In our study, neither of the two resins showed bactericidal activity against the tested Gram-negative bacteria. Only mild inhibition was observed for the San Francisco resin against Escherichia coli ATCC 8739. However, both resins demonstrated significant bactericidal activity against the Gram-positive strains studied. The difference in outcomes between the Gram-positive and Gram-negative strains can be attributed to the structural differences in the cell walls of Gram-negative strains. The outer membrane, formed by lipopolysaccharides along with proteins and phospholipids, acts as a barrier, hindering the diffusion of antimicrobial agents, thus making Gram-negative bacteria more resistant to antimicrobial agents.⁹ This is expected, as Gram-negative strains tend to be more resistant than Gram-positive strains.²³ These results are consistent with findings from other studies. For instance, Fuentes et al.⁹ demonstrated that Cannabis sativa extracts, particularly those obtained from female inflorescences, exhibited strong antibacterial activity against Gram-positive bacteria. The inflorescence extract showed low MIC against Paenibacillus larvae (20.80–76.83 µg/mL) and Staphylococcus aureus (115.25 µg/mL), indicating high potency.
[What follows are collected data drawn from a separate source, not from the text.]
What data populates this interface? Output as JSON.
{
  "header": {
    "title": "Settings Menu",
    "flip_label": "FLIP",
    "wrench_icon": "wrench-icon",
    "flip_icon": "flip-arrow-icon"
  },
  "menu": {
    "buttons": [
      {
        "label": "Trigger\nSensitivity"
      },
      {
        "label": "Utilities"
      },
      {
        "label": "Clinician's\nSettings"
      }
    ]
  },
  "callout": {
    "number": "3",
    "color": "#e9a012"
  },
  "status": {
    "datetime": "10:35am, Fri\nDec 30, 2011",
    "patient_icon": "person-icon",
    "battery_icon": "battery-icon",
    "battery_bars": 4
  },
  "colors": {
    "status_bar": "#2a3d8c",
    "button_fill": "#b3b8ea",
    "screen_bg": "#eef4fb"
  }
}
In contrast, the root extract was significantly less effective, with MIC exceeding 900 µg/mL. No inhibitory activity was observed against Escherichia coli, a Gram-negative bacterium, for either extract at the tested concentrations. Similarly, Kaur et al.¹² compared the antimicrobial potency of Cannabis sativa extracts against two Gram-positive bacteria (Staphylococcus aureus MTCC 96 and Bacillus subtilis MTCC 121) and two Gram-negative bacteria (Escherichia coli MTCC 1652 and Pseudomonas aeruginosa MTCC 741). Their results revealed that the methanolic extract was the most effective, followed by the acetonic and ethanolic extracts. Additionally, they observed that the antimicrobial activity of Cannabis sativa extracts was more pronounced against Gram-positive strains than against Gram-negative ones. Additionally, Appendino et al.²² claims that phytocannabinoids such as tetrahidrocannbidiol, cannabidiol, and cannabigerol have been shown to be effective against Gram-positive bacteria, including methicillin-resistant Staphylococcus aureus strains.
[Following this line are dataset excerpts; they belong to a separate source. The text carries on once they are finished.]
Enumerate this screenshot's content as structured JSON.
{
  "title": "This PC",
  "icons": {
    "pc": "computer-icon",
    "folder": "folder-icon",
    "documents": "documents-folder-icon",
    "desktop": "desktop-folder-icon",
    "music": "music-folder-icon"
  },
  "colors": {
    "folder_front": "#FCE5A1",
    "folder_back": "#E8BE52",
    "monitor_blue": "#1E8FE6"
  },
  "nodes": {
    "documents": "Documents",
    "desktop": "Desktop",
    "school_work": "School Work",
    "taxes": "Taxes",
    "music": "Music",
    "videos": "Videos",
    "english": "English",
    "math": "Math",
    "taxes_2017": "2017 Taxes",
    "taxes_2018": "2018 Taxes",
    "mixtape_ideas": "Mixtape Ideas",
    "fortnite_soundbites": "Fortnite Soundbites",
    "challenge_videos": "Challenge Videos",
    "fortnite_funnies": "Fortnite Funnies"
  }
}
In conclusion, this study evaluated the antibacterial capacity of two resins from the province of Córdoba (Argentina) against several Gram-positive and Gram-negative strains. Dilutions of 250 mg/mL in dimethyl sulfoxide from these resins showed a larger inhibition zone compared to the 100 mg/mL dilutions tested. The San Francisco resin demonstrated bactericidal activity at both concentrations against Staphylococcus aureus ATCC (25923, 29213, and 6538), Staphylococcus epidermidis ATCC 12228, and Bacillus subtilis subsp. Spizizenii ATCC 6633. This resin exhibited inhibition only against Escherichia coli and showed no effect on the other Gram-negative strains. On the other hand, Los Cocos resin was bactericidal against Staphylococcus aureus ATCC (25923 and 29213), and Bacillus subtilis subsp. Spizizenii ATCC 6633. Although it showed an inhibition zone, it was not bactericidal against Staphylococcus epidermidis ATCC 12228 and Staphylococcus aureus ATCC 6538. Furthermore, this resin was ineffective against the analyzed Gram-negative strains. These results suggest that both resins have antimicrobial potential, but their effectiveness varies according to their cannabinoid profile. Specifically, the resin rich in tetrahydrocannabinol (Los Cocos) is more effective against Staphylococcus aureus, while the resin rich in cannabidiol (San Francisco) shows microbial activity across a broader range of strains but requires higher concentrations to achieve the same effect. It is important to note that no bactericidal activity was observed against the Gram-negative strains tested. The choice of the best resin will depend on the context of use and specific treatment goals. The bactericidal potential of Cannabis sativa represents an interesting area for further research, especially considering the rise of antibiotic resistance. However, it is crucial to conduct rigorous studies to validate its therapeutic application in treating infections caused by these pathogens.